If some SpaceX enthusiasts were wondering if the Starship super-heavy booster would be more difficult to design and build than the Starship that is to fly on top of it. Then this article will attempt to clear up some of the confusion.
In order to logically deduct the answer to this question, we can take a closer look at its predecessor. The Falcon 9, block 5 to be exact.
The Falcon 9 in its current first stage reusable configuration has gone through multiple iterations of improvement throughout its lifetime.
The SpaceX team made small and large modifications that enabled them to eventually make the first stage, the booster fully reusable for perhaps up to ten times without major refurbishment.
Reusing the first stage allows them to be much more cost-competitive in their launch prices. It also helps reduce the cost of launching their own Starlink network satellites more cost-effectively.
This is a feat never achieved by any other space exploration entity.
So needless to say that SpaceX has a lot of experience reusing their Falcon 9 first stage. There was once a plan to try to reuse the second stage as well, but this plan was dropped once realized it was not technically and economically viable.
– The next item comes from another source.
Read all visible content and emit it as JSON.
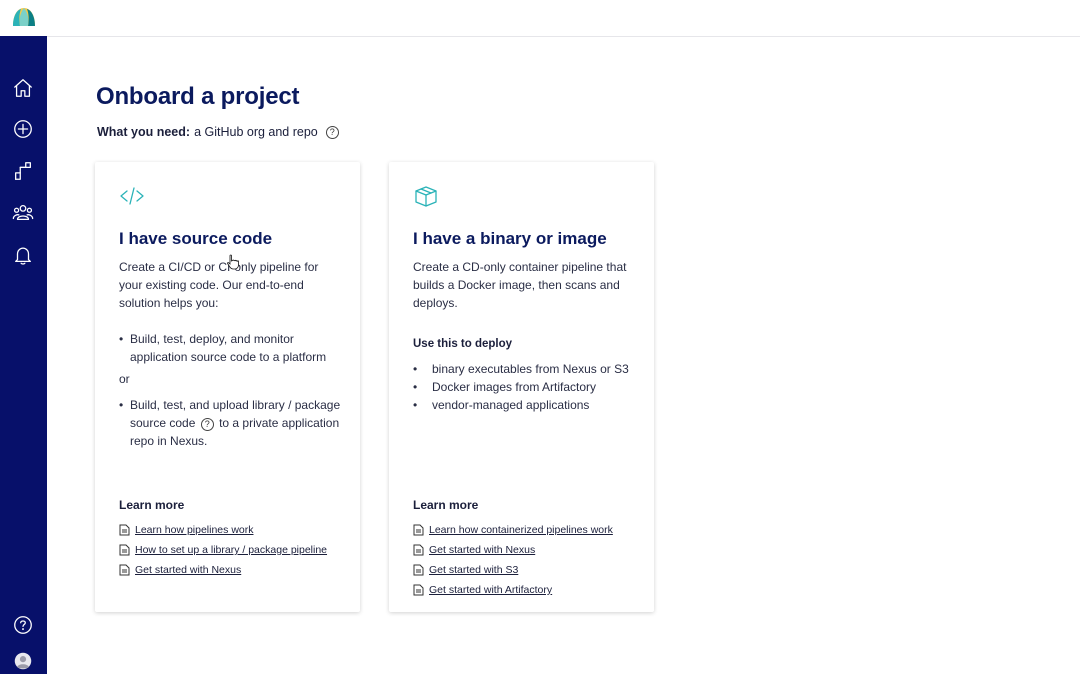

Coming back to the topic of Starship, Elon mush did answer a Twitter question why he started with Starship first and not the booster. His answer was because Starship is the most difficult part.
The reason is that the booster stage does not need to reach orbit, nor does it need to reenter earth’s atmosphere at high velocities. So it does not need a heat shield. It also, of course, does not carry any cargo or passenger so it does not need a life support system or the likes. Basically the Starship booster is just an enlarged Falcon 9 booster made out of stainless steel.
SpaceX can just take the technology developed for the Falcon 9 booster and apply it to the Starship booster. Obviously the Starship booster will need to go through extensive testing even though it is based on proven and tested technology. It will need to have an impeccable safety record. Since Starship will not have an emergency abort system like the Dragon V2 currently has. So it needs to be as safe as possible if Starship is to be qualified for a crewed mission.
Once SpaceX manages to test fly the Starship prototypes reliably, it is suspected that they will start designer, building and iterating the Starship booster.
Luckily, we will not have to wait too long to see all these exciting developments happen. We suspect that we can see only booster test hops and flights in the first half of 2021. In the second half, we probably will see orbital test flights of the booster and Starship.
If you think this year is exciting with the rapid testing of the different SN prototypes, then next year is gonna be really epic and society changing when these colossal space ships take to the sky.